Almost. Perhaps the key difference between nonprofit and for-profit businesses lies in perception — society’s AND their own.
Some nonprofit board and staff members are reluctant to call their efforts business. And some business best practices are considered too costly, too complicated, or too indulgent for nonprofits. As noted by author/board member/business consultant and Professor Emeritus at Rochester Institute of Technology, Eugene Fram, some boards fail to appreciate that today’s nonprofit leaders need the same tools as corporate executives “to lead their organizations towards greater accomplishment and sometimes survival.”
By excusing themselves from investing appropriately in the tools, professional development, and expertise needed to evolve their organizations, boards mistakenly lower the bar — for staff leadership, outcomes, growth, board leadership criteria, and more. They settle.
And perhaps they’re not at fault for that disservice. A colleague, who heads his own company and sits on a nonprofit board, recently disclosed he expects the organization to outgrow its ED/ CEO within three years. His instinct is to craft a new contract that includes a severance package for that executive who will have served for over a decade. That common business practice, however, could be questioned in the nonprofit sector, where the “money into mission” mantra discourages non-essential overhead expenses. What typical donor wants to fund a pay-out to the outgoing leader?

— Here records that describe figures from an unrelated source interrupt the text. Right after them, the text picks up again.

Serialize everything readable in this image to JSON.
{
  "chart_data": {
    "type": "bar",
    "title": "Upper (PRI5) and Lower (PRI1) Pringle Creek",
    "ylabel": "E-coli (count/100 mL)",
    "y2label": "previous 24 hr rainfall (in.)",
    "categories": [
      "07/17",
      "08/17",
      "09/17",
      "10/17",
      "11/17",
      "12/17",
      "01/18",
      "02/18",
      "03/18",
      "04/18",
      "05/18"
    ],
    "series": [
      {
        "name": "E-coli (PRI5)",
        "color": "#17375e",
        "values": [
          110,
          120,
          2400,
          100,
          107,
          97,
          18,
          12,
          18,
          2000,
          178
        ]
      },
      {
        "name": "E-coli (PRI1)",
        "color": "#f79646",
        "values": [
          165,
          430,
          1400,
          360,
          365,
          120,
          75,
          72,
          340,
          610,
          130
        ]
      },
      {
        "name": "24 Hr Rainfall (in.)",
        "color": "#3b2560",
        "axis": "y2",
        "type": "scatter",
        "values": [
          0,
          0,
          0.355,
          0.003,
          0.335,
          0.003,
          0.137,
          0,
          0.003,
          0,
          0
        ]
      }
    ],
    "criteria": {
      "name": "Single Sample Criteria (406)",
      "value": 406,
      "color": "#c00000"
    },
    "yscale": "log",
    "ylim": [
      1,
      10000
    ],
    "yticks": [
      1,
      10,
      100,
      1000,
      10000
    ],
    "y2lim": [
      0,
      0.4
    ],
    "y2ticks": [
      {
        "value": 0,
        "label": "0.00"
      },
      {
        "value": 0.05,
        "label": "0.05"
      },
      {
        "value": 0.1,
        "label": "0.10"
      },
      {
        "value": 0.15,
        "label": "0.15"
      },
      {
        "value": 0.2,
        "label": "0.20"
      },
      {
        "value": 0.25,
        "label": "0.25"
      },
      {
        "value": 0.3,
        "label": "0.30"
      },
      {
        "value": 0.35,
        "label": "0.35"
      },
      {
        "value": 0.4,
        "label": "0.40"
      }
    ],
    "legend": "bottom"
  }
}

Another strategy might be to build the leadership skills of the ED/CEO through professional development, but that’s another budget item more commonly found in the for-profit model. So, does the board keep a leader the organization has outgrown and evolve at a much slower pace or invest in tools to align executive management skills with strategic priorities?
Surely many nonprofits already employ such best practices in business, but it’s more common in certain segments of the sector and in larger organizations. While we often hear a call for nonprofits to “act more like businesses,” it is unreasonable to impose that expectation without treating them as such.
To effectively change course for a nonprofit, Eugene Fram suggests boards must achieve the following:
- Reduce the number of board standing committees that hamper effective board operations and misuse board personnel
- Build a high level of trust between board members, management staff
- Overview organizational operations and management development, not attempt to micromanage them
- View the CEO as a professional peer, not as a servant
- Conduct a robust evaluation of the CEO and the organization annually
- Pinpoint management’s responsibility and clarify its accountability
- Develop a partnership between the board and management to develop funds
- Allow for more management flexibility to develop a more entrepreneurial culture
- Increase focus on productivity and impacts at the expense of bureaucratic processes
In essence, nonprofit board and staff members accomplish much without sufficient resources, but they surely deserve the same advantages as their for-profit counterparts in running their businesses.